India To Launch Its First Home-built Carrier, But There Aren’t Enough Aircraft On Deck

After 17 years of testing and building, India will formally commission its first aircraft carrier on Friday as it tries to catch up to its rival China and its far larger naval fleet.

However, the INS Vikrant won’t have its own squadron of fighter jets on deck; instead, it will depend on a few Russian-built aircraft that it will take over from the sole other carrier in India, the INS Vikramaditya.

The Vikrant, a 262 meter-long ship constructed at the state-run Cochin Shipyard NSE 1.35% in southern India, is to be equipped with more than 20 aircraft, and France’s Dassault and Boeing are competing to supply the Indian government with these aircraft.

Reuters contacted the Indian Navy and the ministry of defence, but neither organisation responded.

The carrier, which was created by the Indian Navy, is the biggest warship ever constructed in the nation. It can house a crew of about 1,600 people and fly a fleet of 30 aircraft, including fighter jets and helicopters.
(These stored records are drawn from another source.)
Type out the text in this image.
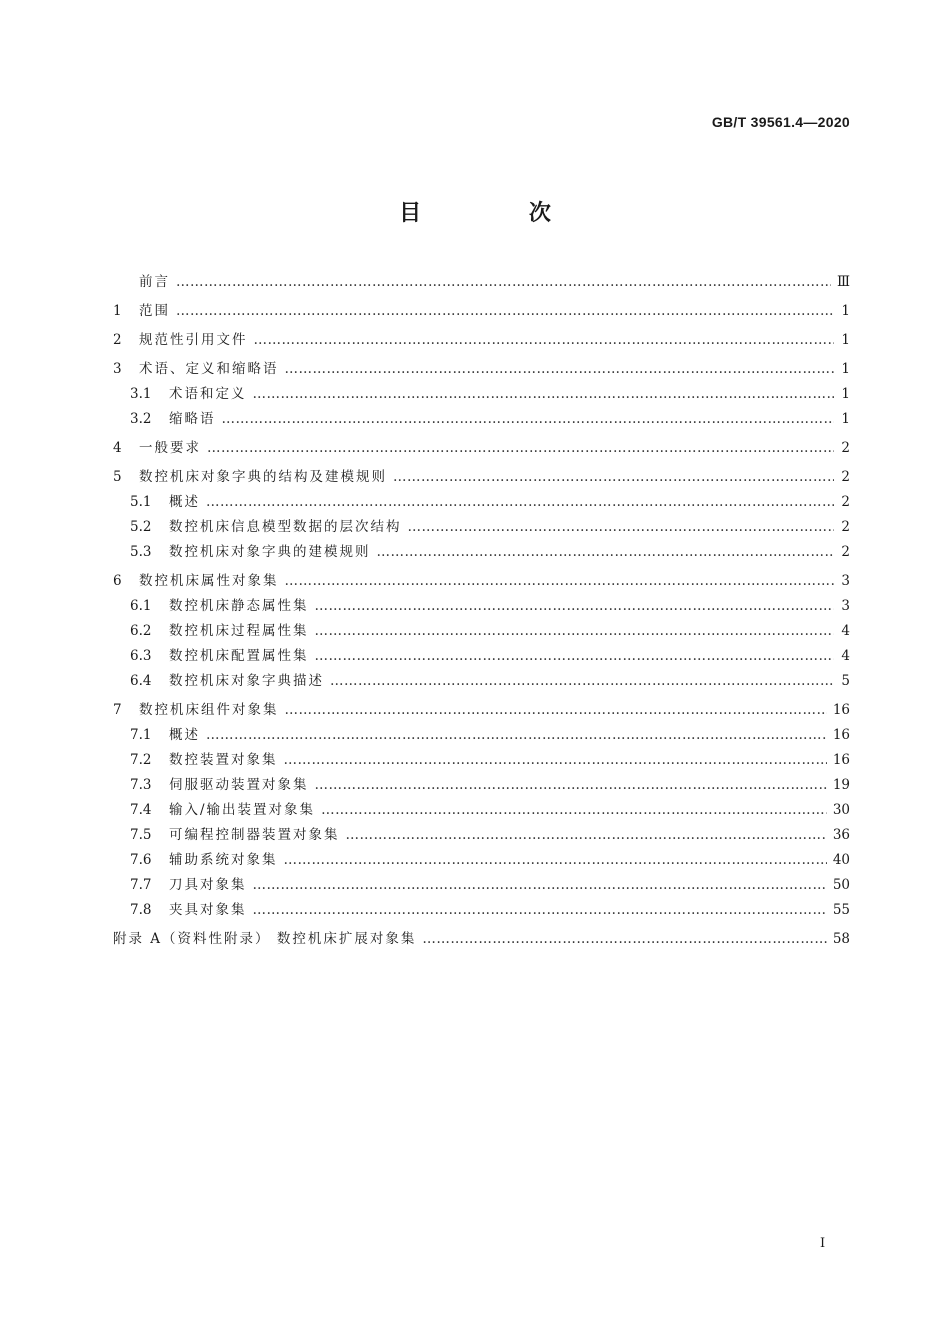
GB/T 39561.4—2020
目 次
前言 ……………………………………………………………………………………………………………………………………………………………………………………………………………………	Ⅲ
1	范围 ……………………………………………………………………………………………………………………………………………………………………………………………………………………	1
2	规范性引用文件 ……………………………………………………………………………………………………………………………………………………………………………………………………………………	1
3	术语、定义和缩略语 ……………………………………………………………………………………………………………………………………………………………………………………………………………………	1
3.1	术语和定义 ……………………………………………………………………………………………………………………………………………………………………………………………………………………	1
3.2	缩略语 ……………………………………………………………………………………………………………………………………………………………………………………………………………………	1
4	一般要求 ……………………………………………………………………………………………………………………………………………………………………………………………………………………	2
5	数控机床对象字典的结构及建模规则 ……………………………………………………………………………………………………………………………………………………………………………………………………………………	2
5.1	概述 ……………………………………………………………………………………………………………………………………………………………………………………………………………………	2
5.2	数控机床信息模型数据的层次结构 ……………………………………………………………………………………………………………………………………………………………………………………………………………………	2
5.3	数控机床对象字典的建模规则 ……………………………………………………………………………………………………………………………………………………………………………………………………………………	2
6	数控机床属性对象集 ……………………………………………………………………………………………………………………………………………………………………………………………………………………	3
6.1	数控机床静态属性集 ……………………………………………………………………………………………………………………………………………………………………………………………………………………	3
6.2	数控机床过程属性集 ……………………………………………………………………………………………………………………………………………………………………………………………………………………	4
6.3	数控机床配置属性集 ……………………………………………………………………………………………………………………………………………………………………………………………………………………	4
6.4	数控机床对象字典描述 ……………………………………………………………………………………………………………………………………………………………………………………………………………………	5
7	数控机床组件对象集 ……………………………………………………………………………………………………………………………………………………………………………………………………………………	16
7.1	概述 ……………………………………………………………………………………………………………………………………………………………………………………………………………………	16
7.2	数控装置对象集 ……………………………………………………………………………………………………………………………………………………………………………………………………………………	16
7.3	伺服驱动装置对象集 ……………………………………………………………………………………………………………………………………………………………………………………………………………………	19
7.4	输入/输出装置对象集 ……………………………………………………………………………………………………………………………………………………………………………………………………………………	30
7.5	可编程控制器装置对象集 ……………………………………………………………………………………………………………………………………………………………………………………………………………………	36
7.6	辅助系统对象集 ……………………………………………………………………………………………………………………………………………………………………………………………………………………	40
7.7	刀具对象集 ……………………………………………………………………………………………………………………………………………………………………………………………………………………	50
7.8	夹具对象集 ……………………………………………………………………………………………………………………………………………………………………………………………………………………	55
附录 A（资料性附录） 数控机床扩展对象集 ……………………………………………………………………………………………………………………………………………………………………………………………………………………	58
I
According to India’s defence ministry, more than 100 smaller companies and six major industrial companies supply the equipment and machinery for more than 75% of the ship’s components.

After nearly a year of sea trials, Prime Minister Narendra Modi will commission the Vikrant on Friday.

“The ship’s performance during sea trials will serve as the final litmus test. Aircraft operations haven’t started yet, despite the fact that it appears to be performing fairly well in terms of stability. One expects it would be a complete success story “Admiral Arun Prakash, a former head of the Indian Navy’s naval staff, said to Reuters.

The choice of an aircraft became unrelated to the carrier project as a result of our customarily fragmented decision-making process, he explained.

“We knew the ship would probably be commissioned this year, and the selection and negotiation processes should have begun far in advance, perhaps three to four years earlier.”

According to recent Navy publications, the Vikrant is also missing a naval radar system, according to Prathamesh Karle, a naval analyst with the defence intelligence firm Janes.

Therefore, Karle told Reuters, “It would take some time for Vikrant to be operationally deployed along with its aircraft.”


A refurbished Russian ship called the Vikramaditya is home to the majority of India’s 40 MiG-29Ks, which are believed to be of Russian manufacture. Now, some of those combatants will join the Vikrant.

“The air wing is the primary weapon if an aircraft carrier is made operational, correct? Consequently, it will be a crucial shortcoming, “Kamlesh Kumar Agnihotri, a senior fellow at the National Maritime Foundation think tank in New Delhi, said.

The retired naval captain continued, “Otherwise, the aircraft carrier will not be able to be utilised efficiently.”

With the advent of the Vikrant, India may increase its maritime footprint and deploy an aircraft carrier on both its eastern and western seaboards, while the Indian navy still trails behind China, a major regional foe.

The two most populous nations in the world share a border, some of which is up for debate, and in 2020 there were fatal clashes between their military forces.

According to Karle, the Chinese People’s Liberation Army Navy consists of about 355 ships, including two aircraft carriers, 48 destroyers, 43 frigates, and 61 corvettes.

In contrast to India’s smaller carriers, which use ski-jumps, China’s third aircraft carrier has a full-length flight deck and a catapult launch system.

One aircraft carrier, ten destroyers, twelve frigates, and twenty corvettes make up India’s current navy.